Cina svaluterà la sua moneta solo in extremis: i motivi

Secondo l’analista la svalutazione dello yuan cinese è solo “l’ultima spiaggia”. In effetti, è del tutto possibile (e, anzi, ancora più ragionevole) pensare che la Cina opti per la stabilità della valuta, anche se lo scenario più realistico è quello di un lungo e difficile negoziato bilaterale. Oltre agli alti costi per ridefinire un nuovo range per il paniere dello yuan, sottolinea l’esperto di Lombard Odier Group, la svalutazione della moneta non avrebbe senso né dal punto di vista tattico né da una strategico. Le ragioni sono molte: in primis sarebbe illogico per la Cina svalutare la propria moneta in un contesto di negoziati per giungere a un accordo sulla tariffe doganali e su altre questioni commerciali in vista del G20 di Osaka.

In secondo luogo, la svalutazione della valuta è uno strumento che interessa tutti i partner commerciali, non solo gli Stati Uniti.

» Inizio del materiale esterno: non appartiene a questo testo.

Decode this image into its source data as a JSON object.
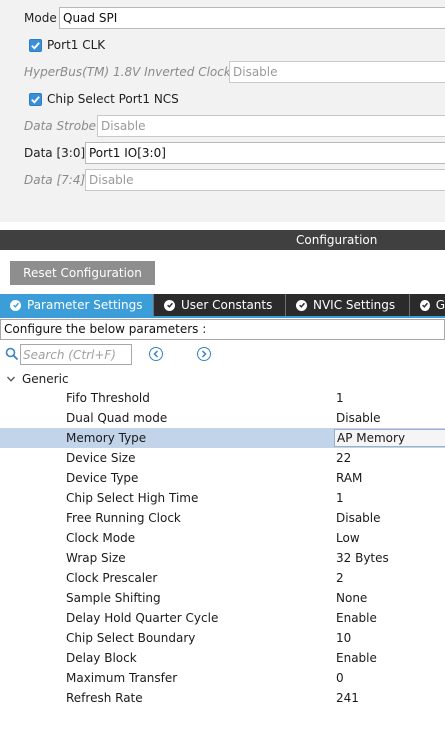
{
  "mode_panel": {
    "mode_label": "Mode",
    "mode_value": "Quad SPI",
    "port1_clk_label": "Port1 CLK",
    "port1_clk_checked": true,
    "hyperbus_label": "HyperBus(TM) 1.8V Inverted Clock",
    "hyperbus_value": "Disable",
    "chip_select_label": "Chip Select Port1 NCS",
    "chip_select_checked": true,
    "data_strobe_label": "Data Strobe",
    "data_strobe_value": "Disable",
    "data_3_0_label": "Data [3:0]",
    "data_3_0_value": "Port1 IO[3:0]",
    "data_7_4_label": "Data [7:4]",
    "data_7_4_value": "Disable"
  },
  "configuration": {
    "title": "Configuration",
    "reset_button": "Reset Configuration",
    "tabs": [
      {
        "label": "Parameter Settings",
        "active": true
      },
      {
        "label": "User Constants",
        "active": false
      },
      {
        "label": "NVIC Settings",
        "active": false
      },
      {
        "label": "G",
        "active": false
      }
    ],
    "configure_text": "Configure the below parameters :",
    "search_placeholder": "Search (Ctrl+F)",
    "group_label": "Generic",
    "parameters": [
      {
        "name": "Fifo Threshold",
        "value": "1"
      },
      {
        "name": "Dual Quad mode",
        "value": "Disable"
      },
      {
        "name": "Memory Type",
        "value": "AP Memory",
        "selected": true
      },
      {
        "name": "Device Size",
        "value": "22"
      },
      {
        "name": "Device Type",
        "value": "RAM"
      },
      {
        "name": "Chip Select High Time",
        "value": "1"
      },
      {
        "name": "Free Running Clock",
        "value": "Disable"
      },
      {
        "name": "Clock Mode",
        "value": "Low"
      },
      {
        "name": "Wrap Size",
        "value": "32 Bytes"
      },
      {
        "name": "Clock Prescaler",
        "value": "2"
      },
      {
        "name": "Sample Shifting",
        "value": "None"
      },
      {
        "name": "Delay Hold Quarter Cycle",
        "value": "Enable"
      },
      {
        "name": "Chip Select Boundary",
        "value": "10"
      },
      {
        "name": "Delay Block",
        "value": "Enable"
      },
      {
        "name": "Maximum Transfer",
        "value": "0"
      },
      {
        "name": "Refresh Rate",
        "value": "241"
      }
    ]
  },
  "colors": {
    "accent": "#3c9ed8",
    "selected_row": "#c2d4ea",
    "tab_bar": "#2b2b2b"
  }
}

Una forte svalutazione dello yuan, dice l’analista, sarebbe quindi una provocazione lanciata contro tutti, soprattutto perché la Cina è già il principale partner commerciale di molte economie chiave. In terzo luogo, un’altra grande svalutazione dello yuan, dopo quella del del 2015, minerebbe in maniera severa l’importanza nascente dello yuan come moneta di riserva. Infine la  svalutazione della moneta cinese potrebbe minare la solidità finanziaria dell'iniziativa strategica cinese Belt and Road Initiative (BRI). “Se la Cina è seriamente interessata a modifiche economiche, continua l’esperto, “la linea d’azione giusta è accettare la graduale forza della moneta nel medio e lungo termine”.

L’ipotesi per cui la Cina decidendo di svalutare nuovamente la propria moneta, potrebbe optare per controlli di capitale estremi, ad avviso dell’analista non si verificherà a causa dell'impegno formale della Cina nei confronti dei criteri del paniere dei Diritti Speciali di Prelievo del FMI “liberamente utilizzabili” che comprendono anche lo yuan. A nostro avviso, conclude Gkionakis, un'importante svalutazione dello yuan sarebbe da considerarsi l’“ultima spiaggia”, da utilizzare solo in caso di completo fallimento dei negoziati con gli Stati Uniti, situazione che si trasformerebbe in una vera e propria guerra commerciale, senza esclusione di colpi.